Compreensão
Disclaimer: Qualquer coisa que você reconheça pertence ao talento imensurável de J. K. Rowling; eu só os pego emprestado para brincar um pouco!
escrito por: Snarkyroxy
traduzido por BastetAzazis
beta-read por Ferporcel
* * * * * * *
Os corredores da Escola de Magia e Bruxaria de Hogwarts estavam frios e silenciosos quando Hermione Granger parou para examinar um retrato que ela nunca vira antes. Depois de quase sete anos na escola, e muito mais explorações nos infinitos corredores do castelo que a maioria de seus colegas, ela nunca deixou de se surpreender com o quão pouco ela conhecia daquele lugar.

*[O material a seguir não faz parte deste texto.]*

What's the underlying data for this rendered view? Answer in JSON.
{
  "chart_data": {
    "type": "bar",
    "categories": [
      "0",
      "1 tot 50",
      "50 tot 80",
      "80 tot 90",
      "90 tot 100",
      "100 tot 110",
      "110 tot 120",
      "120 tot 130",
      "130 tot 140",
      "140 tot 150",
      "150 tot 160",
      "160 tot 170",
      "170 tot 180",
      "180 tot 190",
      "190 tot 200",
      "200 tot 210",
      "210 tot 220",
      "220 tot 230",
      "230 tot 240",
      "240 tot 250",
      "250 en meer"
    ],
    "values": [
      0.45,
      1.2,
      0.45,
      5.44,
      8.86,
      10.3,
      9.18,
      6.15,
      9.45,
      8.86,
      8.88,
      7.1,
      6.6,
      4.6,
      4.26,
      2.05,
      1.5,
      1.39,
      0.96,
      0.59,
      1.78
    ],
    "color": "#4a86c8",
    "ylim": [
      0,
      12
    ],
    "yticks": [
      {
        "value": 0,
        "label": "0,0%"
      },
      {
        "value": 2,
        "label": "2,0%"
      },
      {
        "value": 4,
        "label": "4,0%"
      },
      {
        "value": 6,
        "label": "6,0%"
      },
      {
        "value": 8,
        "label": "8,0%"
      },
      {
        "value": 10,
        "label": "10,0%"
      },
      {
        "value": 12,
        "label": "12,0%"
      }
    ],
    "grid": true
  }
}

Depois de três meses como Monitora Chefe, suas rondas noturnas ainda a levavam para lugares do castelo que nunca vira antes. Apenas algumas noites atrás, ela descobriu uma pequena sala com um vitral que ocupava toda a parede, que intimidaria as mais belas catedrais trouxas. Ela ficara admirando-o por um bom tempo, desvendando suas formas e linhas na semi-escuridão. O desenho da janela mostrava a criação da escola e o subseqüente rompimento entre Salazar Slytherin e os outros três fundadores.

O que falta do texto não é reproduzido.